For those of us who only have the nerdy looks but don’t necessarily bite into the conceptual entity of software and patented algorithms, the nonfigurative premise of Bites and Colores seems more alienating than it actually is. The eight-track album is more confronting than comforting, but having Flores as the cosigner of the journey certainly helps. Even if you’re only trying to understand chain letters or why there are weekly edits to Lana del Rey’s clip of “Videogames,” this album pushes you to contemplate ownership as part of the creative spectrum. After building pedestal blocks of sequencing and allocated space, nnnaaammm explicitly makes note of the unauthorized use of all its integrated samples. Through this courteous (if minimal) disclosure, nnnaaammm goes on to sample sound schemes from Windows’ most infamous operating systems (XP, 95, and Vista), and having authoritative guest lectures by the likes of Bill Gates, Brian Eno, and most captivatingly, the illuminating harangue from software freedom activist, Richard Stallman.

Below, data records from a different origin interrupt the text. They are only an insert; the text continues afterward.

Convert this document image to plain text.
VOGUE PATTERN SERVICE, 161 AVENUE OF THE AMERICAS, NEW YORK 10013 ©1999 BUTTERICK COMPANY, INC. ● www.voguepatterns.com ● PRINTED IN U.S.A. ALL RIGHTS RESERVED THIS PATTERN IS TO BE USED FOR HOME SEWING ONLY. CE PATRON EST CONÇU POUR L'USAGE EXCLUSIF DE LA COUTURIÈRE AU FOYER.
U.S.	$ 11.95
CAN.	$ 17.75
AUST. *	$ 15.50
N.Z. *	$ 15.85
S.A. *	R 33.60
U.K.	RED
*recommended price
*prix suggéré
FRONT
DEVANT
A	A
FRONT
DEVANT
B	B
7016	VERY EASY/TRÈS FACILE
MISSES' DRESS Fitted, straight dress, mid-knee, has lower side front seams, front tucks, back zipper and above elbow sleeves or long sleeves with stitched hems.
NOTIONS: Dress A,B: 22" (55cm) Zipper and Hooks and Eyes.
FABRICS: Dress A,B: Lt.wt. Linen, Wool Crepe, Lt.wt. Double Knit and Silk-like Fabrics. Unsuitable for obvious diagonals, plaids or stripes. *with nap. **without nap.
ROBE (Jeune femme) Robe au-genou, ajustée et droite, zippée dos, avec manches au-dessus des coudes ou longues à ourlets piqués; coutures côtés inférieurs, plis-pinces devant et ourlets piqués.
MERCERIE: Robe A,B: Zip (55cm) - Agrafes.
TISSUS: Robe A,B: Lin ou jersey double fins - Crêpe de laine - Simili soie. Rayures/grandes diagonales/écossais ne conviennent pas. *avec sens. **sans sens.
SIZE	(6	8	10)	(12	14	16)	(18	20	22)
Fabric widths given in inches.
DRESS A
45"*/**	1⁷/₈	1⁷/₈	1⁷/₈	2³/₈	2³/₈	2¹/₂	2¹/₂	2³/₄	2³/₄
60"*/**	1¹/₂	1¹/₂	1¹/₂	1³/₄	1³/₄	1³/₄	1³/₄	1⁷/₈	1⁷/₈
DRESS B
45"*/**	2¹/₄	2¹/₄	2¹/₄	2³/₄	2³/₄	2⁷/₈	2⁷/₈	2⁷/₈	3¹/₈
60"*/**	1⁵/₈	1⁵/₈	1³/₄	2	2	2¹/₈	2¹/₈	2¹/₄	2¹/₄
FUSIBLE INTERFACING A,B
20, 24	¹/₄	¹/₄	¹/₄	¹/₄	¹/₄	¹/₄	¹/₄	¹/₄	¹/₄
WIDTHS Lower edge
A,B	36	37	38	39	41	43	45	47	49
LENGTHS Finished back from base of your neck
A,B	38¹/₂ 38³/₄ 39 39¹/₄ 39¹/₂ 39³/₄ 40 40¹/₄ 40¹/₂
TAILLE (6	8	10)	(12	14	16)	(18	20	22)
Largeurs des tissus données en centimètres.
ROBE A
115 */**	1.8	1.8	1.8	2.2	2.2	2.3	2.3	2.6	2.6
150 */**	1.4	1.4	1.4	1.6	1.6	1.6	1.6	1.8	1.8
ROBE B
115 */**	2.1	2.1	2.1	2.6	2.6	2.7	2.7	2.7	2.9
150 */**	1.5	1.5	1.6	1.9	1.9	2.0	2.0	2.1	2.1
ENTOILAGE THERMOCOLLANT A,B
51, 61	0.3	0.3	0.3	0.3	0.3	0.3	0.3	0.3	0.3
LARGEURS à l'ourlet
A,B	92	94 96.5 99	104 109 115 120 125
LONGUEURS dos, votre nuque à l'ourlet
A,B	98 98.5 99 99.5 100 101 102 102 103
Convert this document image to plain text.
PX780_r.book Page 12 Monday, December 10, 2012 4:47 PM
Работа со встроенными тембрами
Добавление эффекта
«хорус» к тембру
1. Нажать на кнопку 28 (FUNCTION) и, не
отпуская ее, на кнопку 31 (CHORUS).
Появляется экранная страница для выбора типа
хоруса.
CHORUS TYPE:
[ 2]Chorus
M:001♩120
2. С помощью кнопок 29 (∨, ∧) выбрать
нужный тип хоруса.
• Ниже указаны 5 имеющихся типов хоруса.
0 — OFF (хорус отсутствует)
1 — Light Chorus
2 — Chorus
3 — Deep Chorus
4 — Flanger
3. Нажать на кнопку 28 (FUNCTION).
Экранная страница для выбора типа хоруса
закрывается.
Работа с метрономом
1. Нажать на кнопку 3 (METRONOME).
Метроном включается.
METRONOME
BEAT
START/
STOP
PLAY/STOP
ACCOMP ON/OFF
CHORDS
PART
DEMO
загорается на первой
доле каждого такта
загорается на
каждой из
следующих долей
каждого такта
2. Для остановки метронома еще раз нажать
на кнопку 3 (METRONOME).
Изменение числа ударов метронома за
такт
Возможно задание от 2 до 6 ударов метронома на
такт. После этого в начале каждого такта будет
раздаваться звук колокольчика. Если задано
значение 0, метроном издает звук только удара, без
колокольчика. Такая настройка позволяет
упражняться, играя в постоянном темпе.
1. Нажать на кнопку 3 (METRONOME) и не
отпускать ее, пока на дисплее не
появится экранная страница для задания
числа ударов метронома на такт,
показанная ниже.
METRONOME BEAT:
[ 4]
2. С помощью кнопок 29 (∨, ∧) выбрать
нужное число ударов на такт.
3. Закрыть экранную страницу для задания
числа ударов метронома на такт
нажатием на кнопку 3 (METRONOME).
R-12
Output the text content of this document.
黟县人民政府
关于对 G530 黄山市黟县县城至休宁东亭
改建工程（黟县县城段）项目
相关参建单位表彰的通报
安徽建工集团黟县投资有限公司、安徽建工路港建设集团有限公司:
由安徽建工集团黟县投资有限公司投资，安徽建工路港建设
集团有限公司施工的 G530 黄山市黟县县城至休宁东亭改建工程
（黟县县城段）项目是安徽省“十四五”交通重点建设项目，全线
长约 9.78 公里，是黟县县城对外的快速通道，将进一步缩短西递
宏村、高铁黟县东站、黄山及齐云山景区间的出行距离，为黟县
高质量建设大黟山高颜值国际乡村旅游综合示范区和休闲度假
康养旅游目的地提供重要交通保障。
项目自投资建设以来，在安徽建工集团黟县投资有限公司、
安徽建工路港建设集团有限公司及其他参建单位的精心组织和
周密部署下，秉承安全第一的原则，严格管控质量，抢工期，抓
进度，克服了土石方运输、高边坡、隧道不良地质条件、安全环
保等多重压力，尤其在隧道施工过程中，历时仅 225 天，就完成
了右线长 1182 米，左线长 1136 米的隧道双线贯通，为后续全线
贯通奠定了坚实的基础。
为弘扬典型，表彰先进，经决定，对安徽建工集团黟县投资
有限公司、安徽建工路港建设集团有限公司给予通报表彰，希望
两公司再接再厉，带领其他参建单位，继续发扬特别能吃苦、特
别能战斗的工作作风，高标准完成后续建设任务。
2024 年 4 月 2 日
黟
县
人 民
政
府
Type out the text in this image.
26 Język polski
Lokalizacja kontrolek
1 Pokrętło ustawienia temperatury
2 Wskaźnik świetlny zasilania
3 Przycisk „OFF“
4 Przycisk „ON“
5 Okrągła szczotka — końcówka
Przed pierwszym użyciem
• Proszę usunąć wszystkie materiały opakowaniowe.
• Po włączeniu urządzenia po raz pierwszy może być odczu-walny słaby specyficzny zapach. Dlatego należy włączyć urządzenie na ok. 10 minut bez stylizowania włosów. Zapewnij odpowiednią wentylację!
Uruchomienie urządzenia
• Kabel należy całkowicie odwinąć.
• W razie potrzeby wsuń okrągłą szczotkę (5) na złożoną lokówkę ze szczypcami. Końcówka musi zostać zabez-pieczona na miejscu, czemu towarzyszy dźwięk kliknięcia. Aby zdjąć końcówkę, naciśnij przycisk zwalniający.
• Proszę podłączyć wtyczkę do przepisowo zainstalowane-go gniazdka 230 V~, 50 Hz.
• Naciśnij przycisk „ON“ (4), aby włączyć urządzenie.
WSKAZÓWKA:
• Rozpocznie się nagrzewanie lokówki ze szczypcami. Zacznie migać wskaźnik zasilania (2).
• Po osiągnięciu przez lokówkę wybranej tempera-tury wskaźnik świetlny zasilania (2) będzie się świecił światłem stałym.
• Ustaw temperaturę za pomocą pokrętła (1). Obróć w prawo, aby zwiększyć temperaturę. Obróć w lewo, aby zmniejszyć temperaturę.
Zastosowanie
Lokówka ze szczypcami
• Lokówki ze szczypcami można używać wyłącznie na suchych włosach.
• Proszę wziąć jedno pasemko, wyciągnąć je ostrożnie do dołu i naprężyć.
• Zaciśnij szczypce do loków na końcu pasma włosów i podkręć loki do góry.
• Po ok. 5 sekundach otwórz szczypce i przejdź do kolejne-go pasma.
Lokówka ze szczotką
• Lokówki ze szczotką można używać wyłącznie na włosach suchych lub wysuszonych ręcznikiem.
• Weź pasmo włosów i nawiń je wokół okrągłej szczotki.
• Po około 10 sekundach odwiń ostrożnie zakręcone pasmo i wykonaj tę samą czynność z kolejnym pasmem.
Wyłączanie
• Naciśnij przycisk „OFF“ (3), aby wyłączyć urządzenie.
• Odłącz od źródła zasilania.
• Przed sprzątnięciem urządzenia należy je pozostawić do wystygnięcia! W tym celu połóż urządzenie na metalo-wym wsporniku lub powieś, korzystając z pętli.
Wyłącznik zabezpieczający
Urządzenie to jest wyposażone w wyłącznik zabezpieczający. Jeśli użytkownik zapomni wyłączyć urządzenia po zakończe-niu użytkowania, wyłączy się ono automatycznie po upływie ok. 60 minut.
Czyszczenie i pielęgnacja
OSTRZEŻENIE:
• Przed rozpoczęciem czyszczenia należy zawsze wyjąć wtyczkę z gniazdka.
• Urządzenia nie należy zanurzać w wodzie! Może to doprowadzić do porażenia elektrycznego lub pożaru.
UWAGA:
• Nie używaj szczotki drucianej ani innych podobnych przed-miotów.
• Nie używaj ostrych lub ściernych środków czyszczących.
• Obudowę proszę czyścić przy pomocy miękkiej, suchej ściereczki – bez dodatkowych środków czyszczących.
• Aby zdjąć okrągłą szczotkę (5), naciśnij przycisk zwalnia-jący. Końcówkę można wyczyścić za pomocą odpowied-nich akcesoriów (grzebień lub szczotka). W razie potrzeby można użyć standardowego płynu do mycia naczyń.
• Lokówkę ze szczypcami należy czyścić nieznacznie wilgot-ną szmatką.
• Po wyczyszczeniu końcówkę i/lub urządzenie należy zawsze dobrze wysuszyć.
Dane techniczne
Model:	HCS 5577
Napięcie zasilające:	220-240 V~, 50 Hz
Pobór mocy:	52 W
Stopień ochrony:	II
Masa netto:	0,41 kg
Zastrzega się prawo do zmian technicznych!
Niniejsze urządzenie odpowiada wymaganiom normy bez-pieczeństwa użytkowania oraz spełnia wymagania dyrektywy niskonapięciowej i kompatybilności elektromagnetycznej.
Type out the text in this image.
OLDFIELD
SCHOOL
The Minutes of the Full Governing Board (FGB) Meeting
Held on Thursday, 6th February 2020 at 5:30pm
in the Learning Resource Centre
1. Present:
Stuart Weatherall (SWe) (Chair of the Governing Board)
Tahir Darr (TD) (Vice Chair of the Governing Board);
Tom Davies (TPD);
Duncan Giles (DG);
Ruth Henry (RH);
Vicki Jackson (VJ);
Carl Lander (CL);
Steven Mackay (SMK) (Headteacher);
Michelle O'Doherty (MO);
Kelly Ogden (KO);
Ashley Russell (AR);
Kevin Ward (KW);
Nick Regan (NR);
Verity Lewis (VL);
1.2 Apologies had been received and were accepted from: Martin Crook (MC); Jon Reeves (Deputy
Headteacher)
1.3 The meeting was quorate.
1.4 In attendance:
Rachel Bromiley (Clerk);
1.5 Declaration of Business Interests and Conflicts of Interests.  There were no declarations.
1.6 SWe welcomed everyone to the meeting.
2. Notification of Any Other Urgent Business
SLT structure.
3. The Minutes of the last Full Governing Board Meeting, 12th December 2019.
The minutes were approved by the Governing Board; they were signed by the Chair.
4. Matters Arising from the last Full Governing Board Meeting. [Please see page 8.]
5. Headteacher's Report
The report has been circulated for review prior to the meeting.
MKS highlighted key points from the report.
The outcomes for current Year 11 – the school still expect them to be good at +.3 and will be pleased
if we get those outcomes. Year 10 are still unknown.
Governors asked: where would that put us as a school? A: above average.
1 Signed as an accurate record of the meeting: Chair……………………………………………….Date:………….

Musically and conceptually, Flores seems to be in a predisposition to bite off more than he can chew. While fascinating in its generational discourse, this is the kind of album that, deliberately or not, puts the authorship of the artist in question. In the track “Piratas y Recetas,” Flores juxtaposes his condition as a sound designer with the creed of data configuration and continuum. In a humorous turn of events, the track (which is more of an interlude rather than a song) tackles the misconception of millennial software add-ons as a form of piracy, “ser pirata es atacar naves…compartir programas o recetas con su progimo es muy bueno.” Other more developed tracks like, “Burning and the Explorer" and "Modem Castle," showcase signs of Flores as a stylist of soundscape amalgam, particularly in the latter song, where the virtual windows are sorted in such a way that the melody lines impersonate the free-reed breath of an accordion. Flores, who also released an EP earlier this year via Michita Rex as Namm, certainly explains the intricate expansion of its moniker. Sure, this is alienating, but as far as Creative Commons-licensed albums go, Bites and Colores is a good piece of channel flow that highlights the hand-to-hand romance between music and software, for once, making it feel tangible.